Though the album has moments of brightness and clarity, a sense of melancholy is present in each song. When referring to the writing process, Clairo named her dog, Joanie, as a primary influence: “By caring for her, it forced me to face my own thoughts about parenthood and what it would mean to me.” This sentiment is all over Sling, with many songs revolving around family, responsibility, comfort, and the strained relationships that tie these subjects together.
While a sense of comfort is present in the gentle instrumentation and the harmonious imagery that comes to mind, Clairo juxtaposes these sentiments with doubt, fear, and disappointment. She imagines herself waking up “with a baby in a sling” on “Zinnias,” and elaborates on motherhood in the Lorde-assisted “Reaper,” with crushing statements such as, “I keep forgetting I’ll have a family,” and “I can’t fuck it up if it’s not there at all.”

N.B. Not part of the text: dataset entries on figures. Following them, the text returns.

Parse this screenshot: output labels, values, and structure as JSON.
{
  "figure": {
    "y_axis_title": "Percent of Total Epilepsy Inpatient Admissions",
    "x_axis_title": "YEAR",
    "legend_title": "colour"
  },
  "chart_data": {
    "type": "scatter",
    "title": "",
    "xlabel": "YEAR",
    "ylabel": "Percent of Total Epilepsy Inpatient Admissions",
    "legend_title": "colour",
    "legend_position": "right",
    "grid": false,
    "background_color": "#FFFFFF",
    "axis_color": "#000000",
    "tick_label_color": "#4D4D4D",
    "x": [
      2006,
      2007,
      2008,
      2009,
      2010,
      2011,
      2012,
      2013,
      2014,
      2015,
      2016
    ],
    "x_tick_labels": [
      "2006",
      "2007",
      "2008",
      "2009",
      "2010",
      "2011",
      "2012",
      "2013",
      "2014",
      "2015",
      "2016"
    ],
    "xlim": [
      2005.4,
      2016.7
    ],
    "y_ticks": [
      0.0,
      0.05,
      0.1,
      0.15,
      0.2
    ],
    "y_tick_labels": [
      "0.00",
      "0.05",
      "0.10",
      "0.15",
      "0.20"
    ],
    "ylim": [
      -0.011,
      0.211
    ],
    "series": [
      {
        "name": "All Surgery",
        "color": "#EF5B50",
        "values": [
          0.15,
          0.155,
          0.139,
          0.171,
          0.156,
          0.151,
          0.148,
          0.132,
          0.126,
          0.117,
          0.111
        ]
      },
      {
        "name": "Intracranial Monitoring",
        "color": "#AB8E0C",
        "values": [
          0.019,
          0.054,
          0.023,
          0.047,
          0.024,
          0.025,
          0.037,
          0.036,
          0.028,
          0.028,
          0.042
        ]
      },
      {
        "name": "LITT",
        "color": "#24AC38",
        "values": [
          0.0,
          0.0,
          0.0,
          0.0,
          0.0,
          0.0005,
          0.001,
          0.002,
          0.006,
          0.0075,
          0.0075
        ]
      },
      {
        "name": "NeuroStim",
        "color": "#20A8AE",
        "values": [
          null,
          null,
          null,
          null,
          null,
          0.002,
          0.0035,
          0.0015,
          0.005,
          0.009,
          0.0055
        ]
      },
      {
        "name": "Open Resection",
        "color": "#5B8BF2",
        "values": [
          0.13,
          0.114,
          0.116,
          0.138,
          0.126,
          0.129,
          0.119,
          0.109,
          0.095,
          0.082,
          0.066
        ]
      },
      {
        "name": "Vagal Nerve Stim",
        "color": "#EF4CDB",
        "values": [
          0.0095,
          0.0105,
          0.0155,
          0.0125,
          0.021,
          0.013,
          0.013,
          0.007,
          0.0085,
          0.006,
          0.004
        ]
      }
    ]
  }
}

Some tracks have the energy of a lullaby, then contain lyrics like, “Maybe you keep me around for the constant affirmations, while I scrounge for understanding and follow.” Perhaps the most devastating moment of the album comes halfway through with “Blouse,” where she complains “Why do I tell you how I feel, when you’re just looking down my blouse?” It’s a song that features images of domesticity and family, built solely from a peaceful acoustic guitar, and yet, she’s expressing a feeling of violation.
Throughout the album, Clairo wrestles with the tension of late adolescence and early adulthood, torn between the past and the future and reckoning with the cost of what she wants. By the end of the record, she’s reached the turning point — “The Little Changes” and “Management” see Clairo looking back all-the-wiser, with the latter bringing the album to a jubilant and cinematic climax.
Sling may not have the pop-centered style of Immunity, but it’s one that features Clairo’s impeccable ability to craft intimate, emotive songs. It’s a record that’s musically indebted to the past, but it’s done so in an adventurous, fascinating way. Throughout, she debates making the choice to move forward, or to sit in the moment and think and reflect — and what better way to address the responsibilities of adulthood than that very tension?
At the end of the album, on “The Little Changes,” she reflects on the loss of a relationship, but admits that “for the first time, it feels good/ good to fall between the ones I loved and the ones that faded.” It’s a statement of acceptance, and it’s one that encapsulates the brilliance of Sling. Sometimes, instead of choosing between staying or going, it’s better to let yourself fall between.